Hickenlooper moved to Colorado in 1981 to pursue a career in geology. In 1986, a market shift cost John and thousands of other geologists their jobs. Out of work for two years, he decided to start his own business and, using a library book on how to write a business plan, opened a brewpub in an abandoned warehouse district. Hickenlooper worked with other small businesses to create a dynamic, new neighborhood that became a national model for urban revitalization. As the brewpub succeeded, so did the community.
In 2003, Hickenlooper ran for Mayor of Denver, in the first campaign of his life. A dark horse candidate who never ran a negative ad, he surprised everyone and won in a landslide. As Mayor, he eliminated a $70 million budget deficit without layoffs or major service cuts, reduced crime, instituted police reforms and helped transform the city into a destination and major economic hub. In 2005, with an approval rating of 92%, Time Magazine rated him one of the 5 best big city mayors in America.
In 2010, Hickenlooper became the first Denver Mayor elected Governor in 120 years. He was re-elected in 2014, after running an entirely positive campaign — a trademark of his time in public service.

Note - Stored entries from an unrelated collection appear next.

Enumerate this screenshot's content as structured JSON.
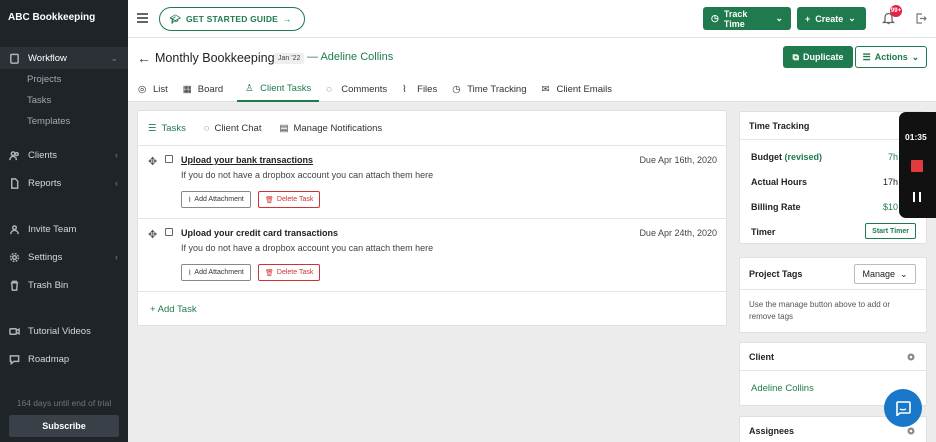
{
  "app": {
    "brand": "ABC Bookkeeping"
  },
  "sidebar": {
    "items": [
      {
        "label": "Workflow",
        "icon": "clipboard-icon",
        "active": true,
        "submenu": [
          "Projects",
          "Tasks",
          "Templates"
        ]
      },
      {
        "label": "Clients",
        "icon": "users-icon"
      },
      {
        "label": "Reports",
        "icon": "document-icon"
      },
      {
        "label": "Invite Team",
        "icon": "team-icon"
      },
      {
        "label": "Settings",
        "icon": "gear-icon"
      },
      {
        "label": "Trash Bin",
        "icon": "trash-icon"
      },
      {
        "label": "Tutorial Videos",
        "icon": "video-icon"
      },
      {
        "label": "Roadmap",
        "icon": "chat-icon"
      }
    ],
    "trial_text": "164 days until end of trial",
    "subscribe_label": "Subscribe"
  },
  "topbar": {
    "get_started": "GET STARTED GUIDE",
    "track_time": "Track Time",
    "create": "Create",
    "notification_badge": "99+"
  },
  "header": {
    "title": "Monthly Bookkeeping",
    "date_chip": "Jan '22",
    "client": "— Adeline Collins",
    "duplicate": "Duplicate",
    "actions": "Actions",
    "tabs": [
      {
        "label": "List",
        "icon": "target-icon"
      },
      {
        "label": "Board",
        "icon": "board-icon"
      },
      {
        "label": "Client Tasks",
        "icon": "user-icon",
        "active": true
      },
      {
        "label": "Comments",
        "icon": "comment-icon"
      },
      {
        "label": "Files",
        "icon": "paperclip-icon"
      },
      {
        "label": "Time Tracking",
        "icon": "clock-icon"
      },
      {
        "label": "Client Emails",
        "icon": "mail-icon"
      }
    ]
  },
  "tasks_panel": {
    "subtabs": [
      {
        "label": "Tasks",
        "icon": "list-icon",
        "active": true
      },
      {
        "label": "Client Chat",
        "icon": "chat-icon"
      },
      {
        "label": "Manage Notifications",
        "icon": "calendar-icon"
      }
    ],
    "tasks": [
      {
        "name": "Upload your bank transactions",
        "description": "If you do not have a dropbox account you can attach them here",
        "due": "Due Apr 16th, 2020",
        "attach_label": "Add Attachment",
        "delete_label": "Delete Task"
      },
      {
        "name": "Upload your credit card transactions",
        "description": "If you do not have a dropbox account you can attach them here",
        "due": "Due Apr 24th, 2020",
        "attach_label": "Add Attachment",
        "delete_label": "Delete Task"
      }
    ],
    "add_task": "+ Add Task"
  },
  "time_tracking": {
    "title": "Time Tracking",
    "budget_label": "Budget",
    "budget_revised": "(revised)",
    "budget_value": "7h",
    "actual_label": "Actual Hours",
    "actual_value": "17h",
    "billing_label": "Billing Rate",
    "billing_value": "$10",
    "timer_label": "Timer",
    "start_timer": "Start Timer"
  },
  "project_tags": {
    "title": "Project Tags",
    "manage": "Manage",
    "help": "Use the manage button above to add or remove tags"
  },
  "client_card": {
    "title": "Client",
    "name": "Adeline Collins"
  },
  "assignees_card": {
    "title": "Assignees"
  },
  "recording": {
    "time": "01:35"
  },
  "colors": {
    "brand_green": "#1f7a4d",
    "sidebar_bg": "#1f2429",
    "danger": "#cc3333",
    "badge": "#e0244a"
  }
}
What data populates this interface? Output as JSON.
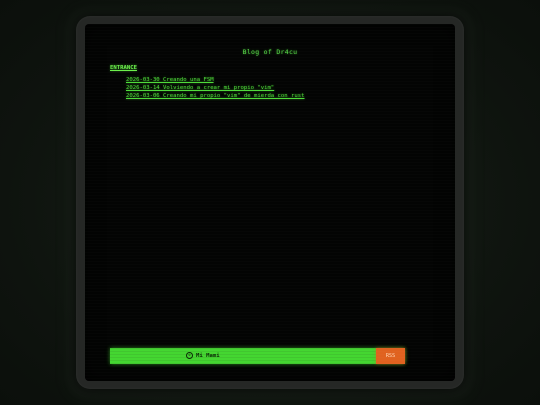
{
  "blog": {
    "title": "Blog of Dr4cu"
  },
  "section": {
    "heading": "ENTRANCE"
  },
  "posts": [
    {
      "label": "2026-03-30 Creando una FSM"
    },
    {
      "label": "2026-03-14 Volviendo a crear mi propio \"vim\""
    },
    {
      "label": "2026-03-06 Creando mi propio \"vim\" de mierda con rust"
    }
  ],
  "footer": {
    "copyright_icon": "©",
    "author": "Mi Mami",
    "rss_label": "RSS"
  },
  "colors": {
    "terminal_green": "#4fdc3a",
    "status_bar_green": "#44d631",
    "rss_orange": "#e0621f",
    "screen_black": "#030403"
  }
}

In the past eight years, Colorado jumped from 40th in job creation to the number one economy in the nation. As Governor, Hickenlooper created an innovative workforce development program called Careerwise. This partnership between educational institutions and business offers apprenticeship programs in a dozen different industries to high school students. To date, it has been modeled by 20 other states.
Hickenlooper brought industry and environmentalists together to reduce methane emissions — a major contributor to climate change. The regulations they developed became the model for California and Canada and are considered the gold standard across the United States. He also led Colorado’s recovery effort through major fires and floods, re-opening roads, bridges, and communities in record time.
Hickenlooper stood up to the NRA to pass landmark gun safety legislation, including limits on high capacity magazines and universal background checks. He also expanded Medicaid and opened a high quality state health insurance exchange program called Connect for Health Colorado, establishing an insurer in every county in the state. Today, nearly 95 percent of Coloradans have healthcare coverage.